An asteroid was detected to fly by Earth on March 4, at 03:00 a.m. ET (local time).
The asteroid is called 138971 (2001 CB21) and its size is up to 1.3 kilometers (0.81 miles) in diameter, approximately four times as wide as the Eiffel Tower and comparable to the size of the Golden Gate Bridge.
Discovery of 2001 CB21 Asteroid
Gianluca Masi, an astronomer at the Virtual Telescope Project in Italy, detected the 2001 CB21 asteroid on Jan. 30 when the asteroid was over 21.5 million miles away from Earth.
The National Aeronautics and Space Administration (NASA)'s Center for Near Earth Object Studies (CNEOS) classified the asteroid as a "Potentially Hazardous Asteroid (PHA)," as per the Space Reference organization.
Also classified as a Near Earth Asteroid (NEA), the classifications on 2001 CB21 are based on its predicted relative closest distance, 4,911,102 million kilometers (3,051,617 miles), when it passes on Earth.
To put into perspective, the distance of the asteroid when it passes Earth is about 13 times between Earth and the moon.
The asteroid has been categorized as a small Apollo-class Asteroid (APO) since its orbit will cross Earth's orbit.
Further categorization of APOs is also based on the asteroid's size.
2001 CB21 makes an orbit around the sun once every 384 days (1.05 years), as per Space Reference.

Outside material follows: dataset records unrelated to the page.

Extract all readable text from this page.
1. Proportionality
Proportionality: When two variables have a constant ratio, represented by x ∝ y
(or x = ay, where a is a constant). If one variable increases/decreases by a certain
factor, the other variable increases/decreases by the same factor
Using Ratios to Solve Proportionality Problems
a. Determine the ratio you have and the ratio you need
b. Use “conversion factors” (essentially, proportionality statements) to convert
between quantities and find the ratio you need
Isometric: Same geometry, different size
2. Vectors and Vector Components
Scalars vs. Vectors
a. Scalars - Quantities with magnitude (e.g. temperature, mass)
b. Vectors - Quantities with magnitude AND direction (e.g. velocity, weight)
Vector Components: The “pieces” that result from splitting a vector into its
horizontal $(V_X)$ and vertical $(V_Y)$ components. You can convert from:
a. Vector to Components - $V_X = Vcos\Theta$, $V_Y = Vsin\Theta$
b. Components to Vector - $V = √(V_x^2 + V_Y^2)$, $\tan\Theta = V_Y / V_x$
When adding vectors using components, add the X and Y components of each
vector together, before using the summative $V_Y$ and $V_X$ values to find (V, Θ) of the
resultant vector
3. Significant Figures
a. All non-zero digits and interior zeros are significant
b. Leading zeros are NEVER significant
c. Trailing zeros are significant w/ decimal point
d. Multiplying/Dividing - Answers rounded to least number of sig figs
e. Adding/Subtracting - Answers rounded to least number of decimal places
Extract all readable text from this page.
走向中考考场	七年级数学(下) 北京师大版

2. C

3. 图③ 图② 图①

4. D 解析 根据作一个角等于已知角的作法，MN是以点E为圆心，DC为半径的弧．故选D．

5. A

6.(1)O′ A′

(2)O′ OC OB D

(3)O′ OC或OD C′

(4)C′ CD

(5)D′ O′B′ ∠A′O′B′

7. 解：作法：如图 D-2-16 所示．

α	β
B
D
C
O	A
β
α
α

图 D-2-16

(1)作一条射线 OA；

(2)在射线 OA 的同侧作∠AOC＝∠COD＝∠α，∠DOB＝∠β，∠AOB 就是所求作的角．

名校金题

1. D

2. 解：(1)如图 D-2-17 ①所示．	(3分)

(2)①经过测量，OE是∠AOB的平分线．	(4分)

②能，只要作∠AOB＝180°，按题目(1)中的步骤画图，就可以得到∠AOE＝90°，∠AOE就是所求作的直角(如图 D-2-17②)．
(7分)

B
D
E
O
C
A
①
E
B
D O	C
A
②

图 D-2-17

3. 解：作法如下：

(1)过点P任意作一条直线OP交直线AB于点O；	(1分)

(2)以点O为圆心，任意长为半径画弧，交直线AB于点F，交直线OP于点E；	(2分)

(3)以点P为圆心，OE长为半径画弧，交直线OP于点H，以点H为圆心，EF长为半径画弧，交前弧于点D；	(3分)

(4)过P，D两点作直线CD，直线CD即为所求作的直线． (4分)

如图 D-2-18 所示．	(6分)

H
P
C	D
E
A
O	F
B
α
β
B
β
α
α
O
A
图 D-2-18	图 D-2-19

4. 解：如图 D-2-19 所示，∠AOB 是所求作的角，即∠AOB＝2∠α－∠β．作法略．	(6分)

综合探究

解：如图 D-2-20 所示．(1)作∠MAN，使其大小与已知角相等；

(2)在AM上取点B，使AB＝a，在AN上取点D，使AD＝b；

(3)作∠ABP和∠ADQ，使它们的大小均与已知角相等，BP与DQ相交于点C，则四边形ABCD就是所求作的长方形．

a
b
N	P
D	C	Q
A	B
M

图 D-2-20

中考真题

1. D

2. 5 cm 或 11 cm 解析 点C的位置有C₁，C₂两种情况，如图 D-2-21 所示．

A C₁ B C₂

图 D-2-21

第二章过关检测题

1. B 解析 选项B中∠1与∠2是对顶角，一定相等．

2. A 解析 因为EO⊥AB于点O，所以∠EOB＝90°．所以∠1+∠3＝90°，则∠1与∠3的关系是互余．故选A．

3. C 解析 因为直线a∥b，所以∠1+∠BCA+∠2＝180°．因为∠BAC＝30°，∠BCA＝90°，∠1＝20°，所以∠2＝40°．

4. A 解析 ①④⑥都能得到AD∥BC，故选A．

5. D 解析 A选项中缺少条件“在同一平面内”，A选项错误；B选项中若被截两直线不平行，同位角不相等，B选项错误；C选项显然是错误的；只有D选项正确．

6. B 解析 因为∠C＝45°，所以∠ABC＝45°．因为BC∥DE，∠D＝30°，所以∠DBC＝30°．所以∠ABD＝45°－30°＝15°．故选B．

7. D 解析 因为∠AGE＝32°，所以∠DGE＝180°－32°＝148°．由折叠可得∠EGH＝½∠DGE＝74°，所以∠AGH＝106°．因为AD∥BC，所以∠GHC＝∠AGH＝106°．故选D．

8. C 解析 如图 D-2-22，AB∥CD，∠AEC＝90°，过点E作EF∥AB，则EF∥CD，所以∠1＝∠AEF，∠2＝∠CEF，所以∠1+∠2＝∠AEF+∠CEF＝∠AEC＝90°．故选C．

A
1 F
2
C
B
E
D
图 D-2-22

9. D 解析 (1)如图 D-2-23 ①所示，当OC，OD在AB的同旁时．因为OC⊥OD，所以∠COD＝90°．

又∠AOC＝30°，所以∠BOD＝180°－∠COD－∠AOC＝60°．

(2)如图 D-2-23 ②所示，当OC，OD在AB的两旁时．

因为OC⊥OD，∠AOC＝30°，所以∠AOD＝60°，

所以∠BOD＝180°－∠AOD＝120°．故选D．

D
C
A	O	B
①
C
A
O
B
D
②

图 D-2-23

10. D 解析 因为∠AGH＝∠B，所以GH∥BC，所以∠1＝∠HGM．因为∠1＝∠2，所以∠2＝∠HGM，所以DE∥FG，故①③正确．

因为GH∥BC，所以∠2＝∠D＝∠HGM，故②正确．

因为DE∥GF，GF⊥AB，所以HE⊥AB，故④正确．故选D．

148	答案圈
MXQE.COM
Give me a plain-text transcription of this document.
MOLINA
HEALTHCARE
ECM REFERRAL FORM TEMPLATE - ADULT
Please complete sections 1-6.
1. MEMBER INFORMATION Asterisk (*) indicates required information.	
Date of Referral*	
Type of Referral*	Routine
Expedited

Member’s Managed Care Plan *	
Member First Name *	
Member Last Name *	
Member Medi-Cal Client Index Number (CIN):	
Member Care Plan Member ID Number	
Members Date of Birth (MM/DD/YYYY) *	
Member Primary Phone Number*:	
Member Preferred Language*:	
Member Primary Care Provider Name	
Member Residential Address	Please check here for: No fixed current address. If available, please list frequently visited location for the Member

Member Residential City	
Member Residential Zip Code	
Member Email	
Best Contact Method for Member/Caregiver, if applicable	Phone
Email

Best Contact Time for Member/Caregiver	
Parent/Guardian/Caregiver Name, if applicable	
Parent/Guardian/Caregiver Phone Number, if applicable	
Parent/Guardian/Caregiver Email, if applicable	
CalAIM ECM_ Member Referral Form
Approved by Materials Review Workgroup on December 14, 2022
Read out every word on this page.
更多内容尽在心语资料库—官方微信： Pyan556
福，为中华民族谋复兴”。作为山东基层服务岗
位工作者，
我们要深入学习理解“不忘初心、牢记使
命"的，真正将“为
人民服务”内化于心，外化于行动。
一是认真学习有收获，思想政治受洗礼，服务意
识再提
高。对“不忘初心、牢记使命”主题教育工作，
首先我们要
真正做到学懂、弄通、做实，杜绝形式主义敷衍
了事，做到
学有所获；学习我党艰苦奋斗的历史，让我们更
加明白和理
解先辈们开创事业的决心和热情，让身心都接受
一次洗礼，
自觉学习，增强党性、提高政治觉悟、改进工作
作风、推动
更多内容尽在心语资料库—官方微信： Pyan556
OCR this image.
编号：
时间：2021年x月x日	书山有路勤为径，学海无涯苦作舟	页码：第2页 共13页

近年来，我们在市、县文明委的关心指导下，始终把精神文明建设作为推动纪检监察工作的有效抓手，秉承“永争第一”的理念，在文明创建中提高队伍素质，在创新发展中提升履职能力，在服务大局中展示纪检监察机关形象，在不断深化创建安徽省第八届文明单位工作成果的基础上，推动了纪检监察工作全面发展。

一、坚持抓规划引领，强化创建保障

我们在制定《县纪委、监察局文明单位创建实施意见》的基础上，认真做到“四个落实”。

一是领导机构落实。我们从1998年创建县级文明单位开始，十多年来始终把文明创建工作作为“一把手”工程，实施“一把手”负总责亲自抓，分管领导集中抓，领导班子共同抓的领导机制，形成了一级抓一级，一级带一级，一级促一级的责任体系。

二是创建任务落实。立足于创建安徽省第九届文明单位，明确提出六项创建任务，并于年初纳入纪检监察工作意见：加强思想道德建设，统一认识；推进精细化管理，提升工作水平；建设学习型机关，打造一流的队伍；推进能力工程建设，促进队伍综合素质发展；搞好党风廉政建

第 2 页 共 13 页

Also read: Massive Asteroid Size of Golden Gate Bridge Will Pass by Earth on January 18
Other Asteroids: Apophis and the 1994 PC1
The classifications of asteroids as PHAs are not rare.
In fact, an asteroid flyby occurred last month. A large PHA-classified asteroid called 1994 PC1 safely passed by Earth on Jan. 18.
The asteroid has an estimated size of 1 kilometer (0.6 miles) and with a height more than twice of the Empire State Building, as per the Earth Sky organization.
The said asteroid was first discovered in 1994.
Another asteroid called 99942 Apophis, with the size of 1,120 feet (0.34 kilometers) will make a close encounter with Earth on April 13, 2029.
Discovered in 2004, Apophis will pass by Earth with only a distance of 31,000 kilometers (19,000 miles) from our planet.
The Apophis is considered to be one of the most dangerous asteroids that might strike Earth due to the estimated close distance when it passes Earth in 2029.
Measures Against a Possible Asteroid Strike
There have been no planet-killing asteroids that struck Earth since the Chicxulub crater asteroid that caused the fifth mass extinction around 66 million years ago.
The asteroid left its crater off the coast of Mexico, where its impact brought an end to the dinosaurs and the majority of other animal and plant species living on Earth at that time, as per The Harvard Gazette.
However, NASA is preparing measures against a possible asteroid strike on Earth in the future.
Currently, NASA is engaging in a program called the Double Asteroid Redirection Test (DART) mission with the primary objective of deflecting an incoming asteroid away from Earth.
Launched on Nov. 24, 2021, the DART mission is a test designed to evaluate the kinetic impact technique by hitting an asteroid with a spacecraft and observing any changes in the asteroid's orbit before and after, as per NASA.
The space agency will conduct the test by flying the DART spacecraft at a high relative velocity to the binary near-Earth asteroid called 65803 Didymos and its moonlet.
The DART spacecraft is expected to intercept Didymos' moonlet in late September 2022, as per NASA's Planetary Defense Coordination Office.